One of the most fulfilling aspects of what I do is the development of relationships… not just with our clients, but with their pets. For my clients who don’t have two-legged children, four-legged ones often do just fine. If you’ve ever had a pet who became part of your family, you know what I mean. They can uplift even the roughest days, while losing them can sometimes hit you harder than the loss of a person.

My own family experienced this recently when we came home to find that our 12-year-old dog had suffered a stroke and died shortly thereafter. My mother-in-law passed the week before, and while I am deeply heartbroken over the loss of her, it was expected. I knew it was coming. But with Harvey Milk Bone, our beloved 100-pound Mastiff Boxer, I was not expecting it. Nothing could have prepared me for the deep grief his loss stirred up.

Harvey Milk Bone, may he rest in peace. Photo Credit: Laura Martin Bovard

For many of us with pets, we become used to the daily grime and hassle of keeping a home beautiful with daily wear and tear. It’s to be expected, and we forgive it when these furry friends have stolen our hearts. But what about when we’re exasperated by their bad behavior? Or, when they get sick on the hand-knotted Tibetan carpet you and your designer spent weeks selecting and 8 months to have made? How about the couple whose beloved cats took to the entire suite of furniture with their fierce little claws during a date night, just days after it was installed?

Huck in his custom dog kennel. Photo Credit: Eric Rorer

These incidents break my heart, and there was a time I’d be at a loss with what to do. But with age comes wisdom, and I’ve learned there are certain things you simply avoid – like suggesting a cream rug for a household with small children and a dog, even though the client is in LOVE with it. Sorry, Natalie.

My heart is empathetic to our clients who return home from work only to discover that Fido has ripped up a mohair chair, or Fluffy has marked a silk rug. The good news is that you can have the quality and beauty you desire with smart decisions. Here are some tips to extend the life of your home if you have pets:

Charlie waiting for her dinner. Photo Credit: Tim Coy

  • Make safe purchases. Opt for dark floor coverings. There are rugs made of recycled bottles that look and feel like cotton – yes, such things exist – and they clean easily. Choose wool, tightly woven fabrics, or performance leather, which is wipeable and cleanable.
  • Cats scratch when they feel anxious, but it’s also a natural instinct. It’s how they mark their territory, and it simply feels good. The best foil is to provide cats a place to scratch that is more appealing. Double-sided sticky tape on furniture corners can deter damage. Even though cat towers can be quite the eyesore, you can do as my client Maggie does, and stash the tower in a side room when she’s throwing a party. Her cat can lounge in its cat apartment happily, and scratch to its heart’s content whenever the mood strikes. This makes Maggie – and her designer – very happy.

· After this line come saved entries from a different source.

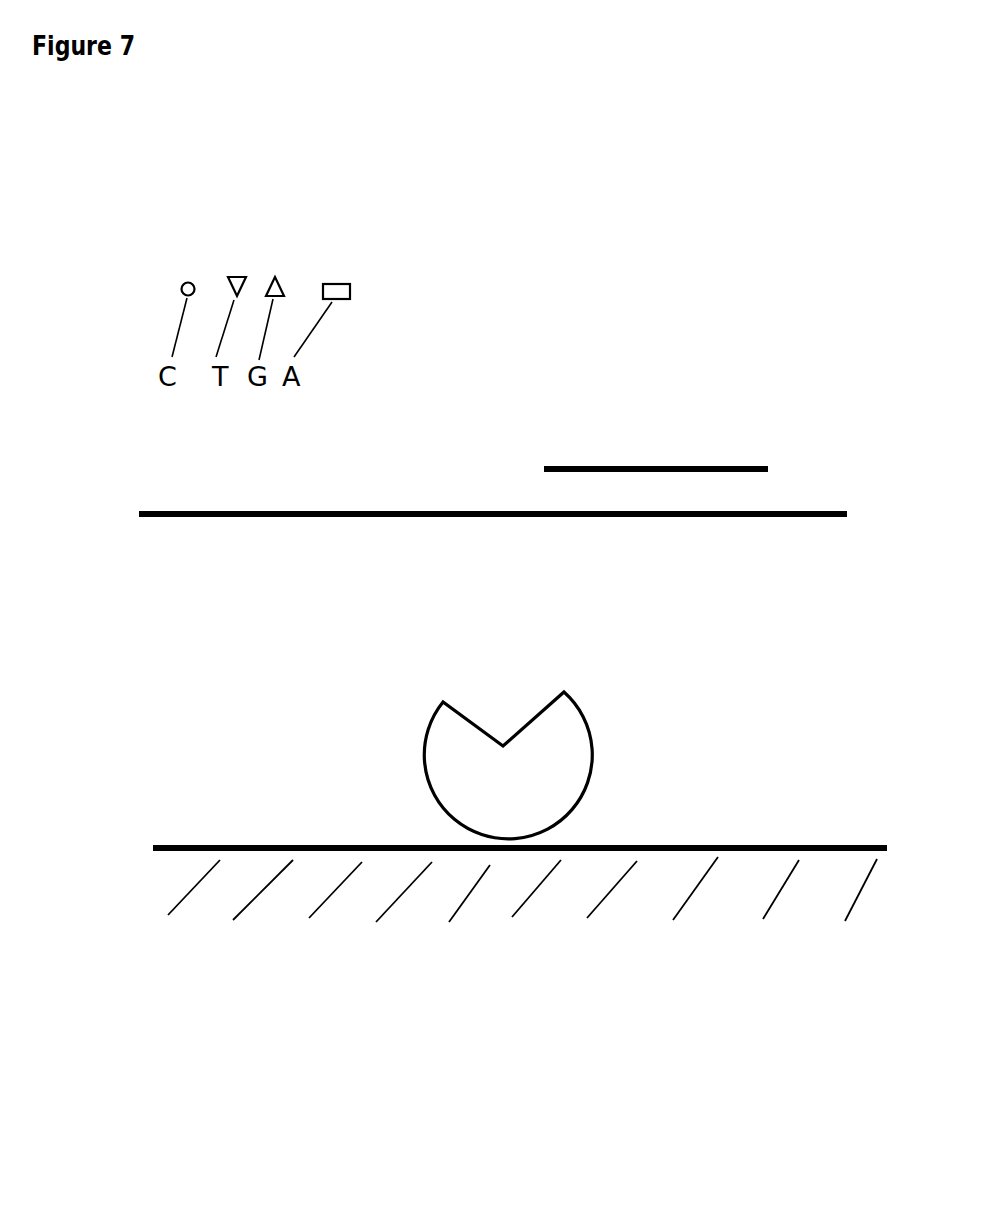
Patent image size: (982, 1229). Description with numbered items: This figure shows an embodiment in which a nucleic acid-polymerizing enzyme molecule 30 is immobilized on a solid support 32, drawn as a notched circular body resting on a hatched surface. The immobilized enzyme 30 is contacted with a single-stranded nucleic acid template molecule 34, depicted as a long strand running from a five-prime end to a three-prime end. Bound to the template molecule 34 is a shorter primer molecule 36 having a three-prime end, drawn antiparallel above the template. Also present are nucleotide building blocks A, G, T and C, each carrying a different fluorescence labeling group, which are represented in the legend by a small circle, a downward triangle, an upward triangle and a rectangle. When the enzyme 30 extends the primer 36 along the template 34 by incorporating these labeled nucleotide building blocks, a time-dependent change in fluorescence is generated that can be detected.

The nucleic acid-polymerizing enzyme molecule 30 is at (521, 820).
The solid support 32 is at (222, 902).
The single-stranded nucleic acid template molecule 34 is at (721, 537).
The primer molecule 36 is at (697, 448).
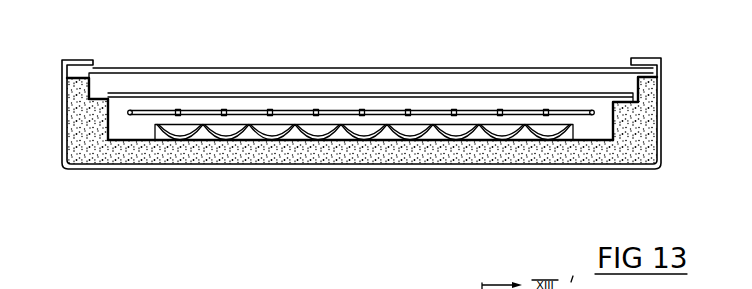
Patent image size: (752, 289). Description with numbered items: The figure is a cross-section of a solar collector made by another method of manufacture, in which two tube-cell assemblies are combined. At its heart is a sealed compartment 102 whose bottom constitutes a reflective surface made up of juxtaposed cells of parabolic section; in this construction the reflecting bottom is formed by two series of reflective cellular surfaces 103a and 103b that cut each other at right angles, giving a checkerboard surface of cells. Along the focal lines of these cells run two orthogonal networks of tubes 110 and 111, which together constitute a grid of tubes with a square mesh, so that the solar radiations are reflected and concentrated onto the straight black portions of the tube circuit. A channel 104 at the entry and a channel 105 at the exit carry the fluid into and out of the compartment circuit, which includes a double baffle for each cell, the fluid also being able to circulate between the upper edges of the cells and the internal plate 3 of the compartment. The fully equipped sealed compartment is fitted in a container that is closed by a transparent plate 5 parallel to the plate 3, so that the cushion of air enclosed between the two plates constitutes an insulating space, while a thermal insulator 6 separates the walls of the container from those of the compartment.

The plate of the compartment 3 is at (387, 95).
The transparent plate 5 is at (452, 70).
The thermal insulator 6 is at (476, 150).
The compartment 102 is at (270, 127).
The reflective cellular surface 103a is at (315, 134).
The reflective cellular surface 103b is at (257, 126).
The channel 104 is at (132, 119).
The channel 105 is at (603, 123).
The network of tubes 110 is at (178, 116).
The network of tubes 111 is at (158, 111).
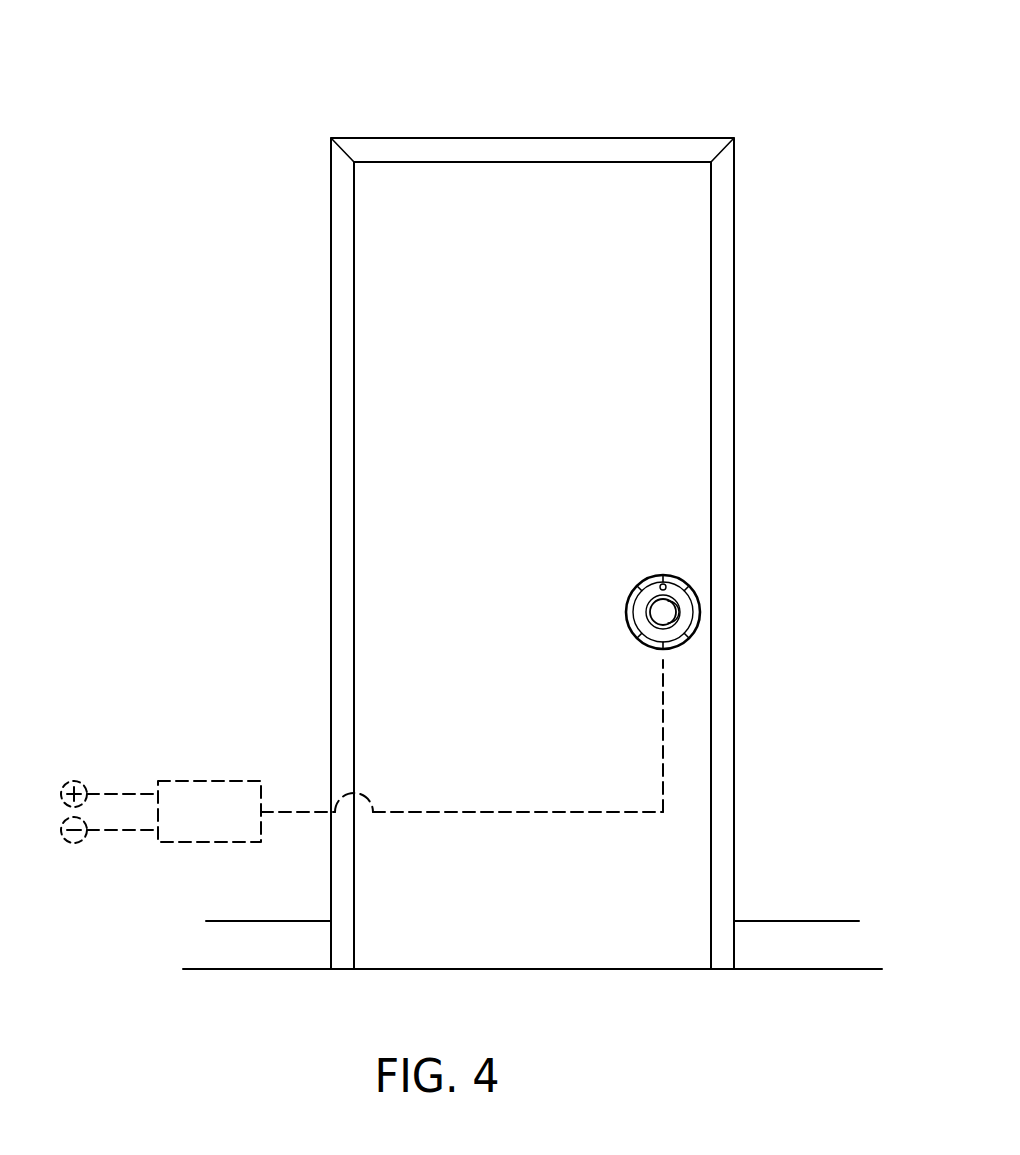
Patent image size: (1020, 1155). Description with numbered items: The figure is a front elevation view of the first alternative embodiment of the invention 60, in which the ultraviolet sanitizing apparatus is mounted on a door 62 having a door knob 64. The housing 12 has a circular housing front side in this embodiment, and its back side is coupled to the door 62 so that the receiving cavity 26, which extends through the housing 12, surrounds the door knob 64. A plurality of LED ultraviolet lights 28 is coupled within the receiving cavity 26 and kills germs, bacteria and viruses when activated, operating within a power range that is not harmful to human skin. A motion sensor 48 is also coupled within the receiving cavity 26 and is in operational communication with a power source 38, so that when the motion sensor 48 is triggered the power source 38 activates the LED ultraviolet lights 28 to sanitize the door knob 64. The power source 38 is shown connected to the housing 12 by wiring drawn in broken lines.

The first alternative embodiment of the invention 60 is at (800, 109).
The door 62 is at (665, 380).
The housing 12 is at (700, 592).
The receiving cavity 26 is at (643, 597).
The motion sensor 48 is at (667, 583).
The door knob 64 is at (663, 612).
The LED ultraviolet lights 28 is at (688, 635).
The power source 38 is at (235, 802).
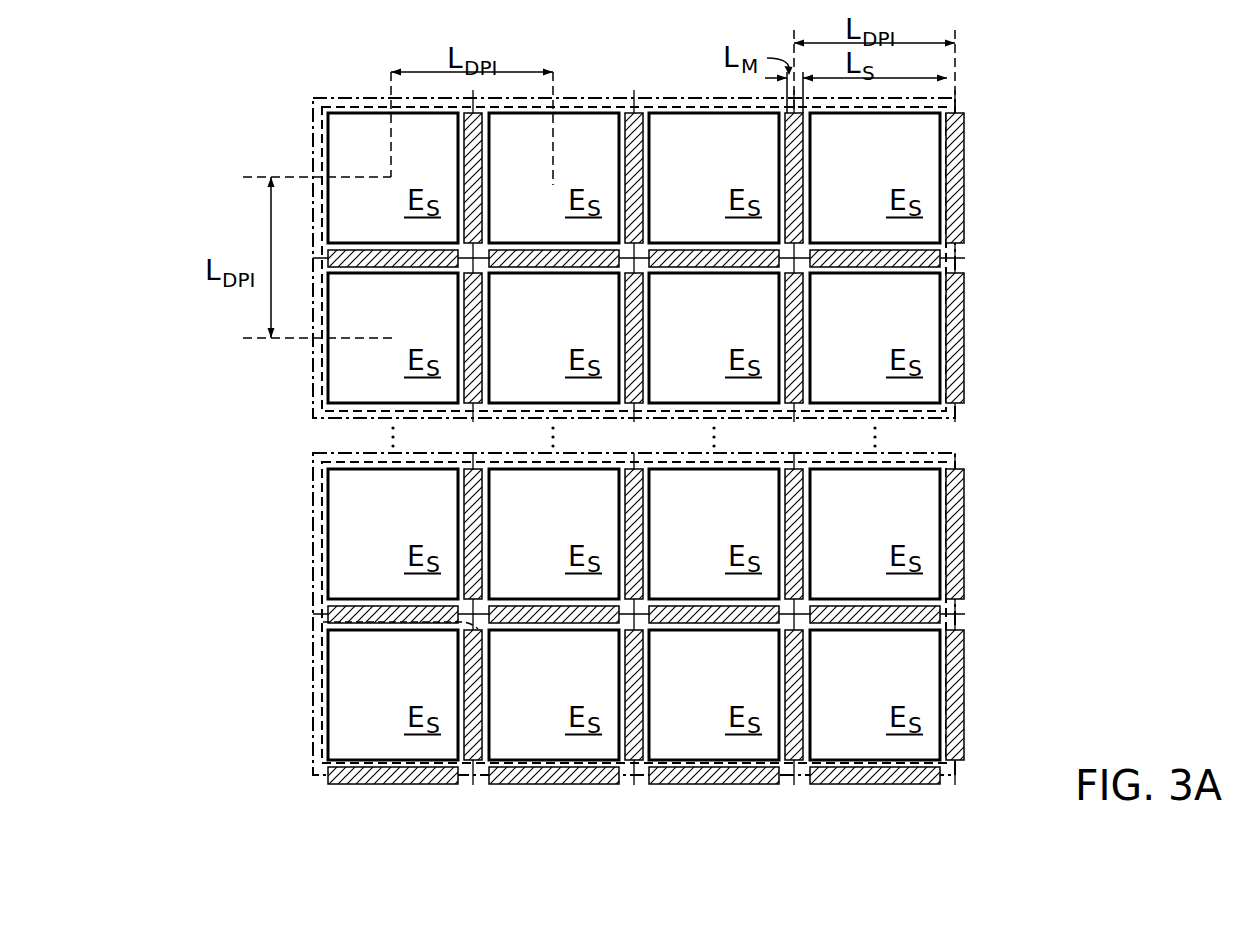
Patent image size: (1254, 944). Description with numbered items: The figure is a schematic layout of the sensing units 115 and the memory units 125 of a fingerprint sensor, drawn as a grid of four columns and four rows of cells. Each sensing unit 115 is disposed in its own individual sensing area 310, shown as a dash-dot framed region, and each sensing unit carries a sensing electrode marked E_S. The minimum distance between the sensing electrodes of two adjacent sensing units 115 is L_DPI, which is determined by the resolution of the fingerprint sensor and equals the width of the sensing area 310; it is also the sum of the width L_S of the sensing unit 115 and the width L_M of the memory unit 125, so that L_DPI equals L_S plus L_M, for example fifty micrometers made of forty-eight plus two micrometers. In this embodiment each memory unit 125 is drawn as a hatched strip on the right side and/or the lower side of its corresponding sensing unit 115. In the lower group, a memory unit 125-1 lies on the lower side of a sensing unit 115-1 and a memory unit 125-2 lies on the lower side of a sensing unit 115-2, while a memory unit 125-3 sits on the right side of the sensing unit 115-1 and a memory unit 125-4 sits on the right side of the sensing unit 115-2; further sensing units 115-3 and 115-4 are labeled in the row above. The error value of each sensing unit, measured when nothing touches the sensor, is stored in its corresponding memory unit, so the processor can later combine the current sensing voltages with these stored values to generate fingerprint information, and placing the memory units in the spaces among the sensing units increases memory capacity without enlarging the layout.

The sensing unit 115 is at (340, 105).
The sensing unit 115-1 is at (309, 762).
The sensing unit 115-2 is at (323, 623).
The third pixel 115-3 is at (418, 462).
The fourth pixel 115-4 is at (583, 462).
The memory unit 125 is at (966, 178).
The memory unit 125-1 is at (390, 785).
The memory unit 125-2 is at (548, 785).
The memory unit 125-3 is at (473, 785).
The memory unit 125-4 is at (634, 785).
The sensing area 310 is at (753, 453).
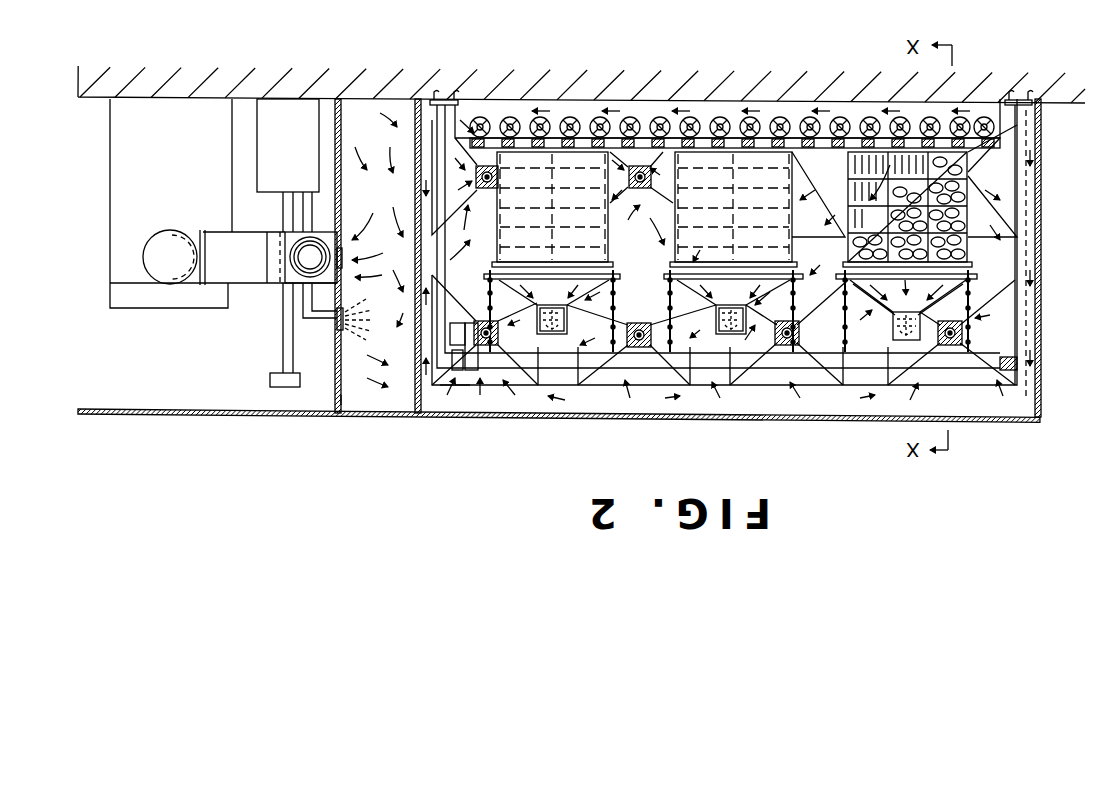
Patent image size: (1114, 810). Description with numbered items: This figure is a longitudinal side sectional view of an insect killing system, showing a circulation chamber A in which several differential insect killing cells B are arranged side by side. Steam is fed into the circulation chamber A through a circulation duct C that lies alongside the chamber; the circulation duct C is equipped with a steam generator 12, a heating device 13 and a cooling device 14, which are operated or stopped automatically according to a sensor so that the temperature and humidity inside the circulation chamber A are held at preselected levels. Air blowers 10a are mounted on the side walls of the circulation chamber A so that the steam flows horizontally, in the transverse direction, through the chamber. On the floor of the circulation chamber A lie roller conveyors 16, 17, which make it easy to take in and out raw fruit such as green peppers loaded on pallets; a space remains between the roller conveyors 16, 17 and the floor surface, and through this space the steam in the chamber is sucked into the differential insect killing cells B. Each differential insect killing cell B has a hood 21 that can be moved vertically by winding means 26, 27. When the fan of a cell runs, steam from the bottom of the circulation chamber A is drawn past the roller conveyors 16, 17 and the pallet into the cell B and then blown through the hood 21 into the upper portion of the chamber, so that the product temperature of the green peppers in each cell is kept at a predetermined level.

The air blower 10a is at (486, 166).
The steam generator 12 is at (306, 128).
The heating device 13 is at (132, 300).
The cooling device 14 is at (321, 289).
The roller conveyor 16 is at (962, 140).
The roller conveyor 17 is at (1000, 132).
The hood 21 is at (530, 297).
The winding means 26 is at (972, 331).
The winding means 27 is at (1037, 397).
The circulation chamber A is at (457, 420).
The differential insect killing cell B is at (968, 218).
The circulation duct C is at (363, 406).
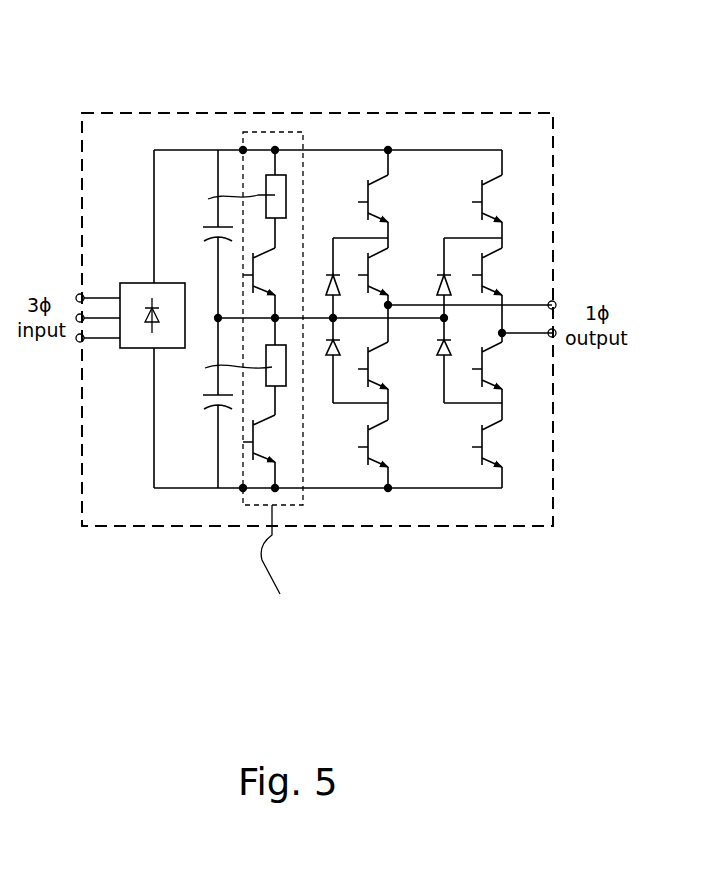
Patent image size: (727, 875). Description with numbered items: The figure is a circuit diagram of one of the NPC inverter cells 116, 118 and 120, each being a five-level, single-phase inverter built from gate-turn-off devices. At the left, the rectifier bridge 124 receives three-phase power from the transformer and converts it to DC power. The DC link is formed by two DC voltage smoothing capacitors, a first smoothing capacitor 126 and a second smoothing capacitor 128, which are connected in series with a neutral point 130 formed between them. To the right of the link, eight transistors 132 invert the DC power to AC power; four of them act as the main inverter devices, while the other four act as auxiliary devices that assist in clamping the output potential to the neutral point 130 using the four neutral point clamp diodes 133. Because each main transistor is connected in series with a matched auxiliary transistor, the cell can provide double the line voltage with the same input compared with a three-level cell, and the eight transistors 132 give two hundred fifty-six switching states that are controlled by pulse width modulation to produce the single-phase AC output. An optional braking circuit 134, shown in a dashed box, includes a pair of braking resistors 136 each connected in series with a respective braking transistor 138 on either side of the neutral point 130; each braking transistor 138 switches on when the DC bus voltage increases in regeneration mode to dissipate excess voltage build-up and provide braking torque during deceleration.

Custom cat nook for Pele. Photo Credit: Mo Saito

  • When pets relieve themselves indoors, there are generally clear causes for this. Sometimes, it’s a puppy who isn’t trained yet, or a dog getting back at you for something you don’t know you did. A visiting pet trained at home might not see the wrong in marking a new territory. Or, as in the case of my Harvey, they are sick. Regardless, if you plan on welcoming pets into your home, the best bet is to make sure you select cleanable materials. You can’t beat wool. It behaves like hair and washes up well, as long as it’s not over-stripped with stringent cleaners.
  • Treat your fabrics and furniture, using organic whenever possible. Often, manufacturers can pretreat furniture for you. For retail items or furniture already in your home, DetraPel is a great, non-toxic option that repels liquid and staining. We especially like it because it’s friendly to the planet.

For your enjoyment, we’ve included photos of a few pets enjoying customized features designed to include them, plus one of our dearly departed fur baby Harvey.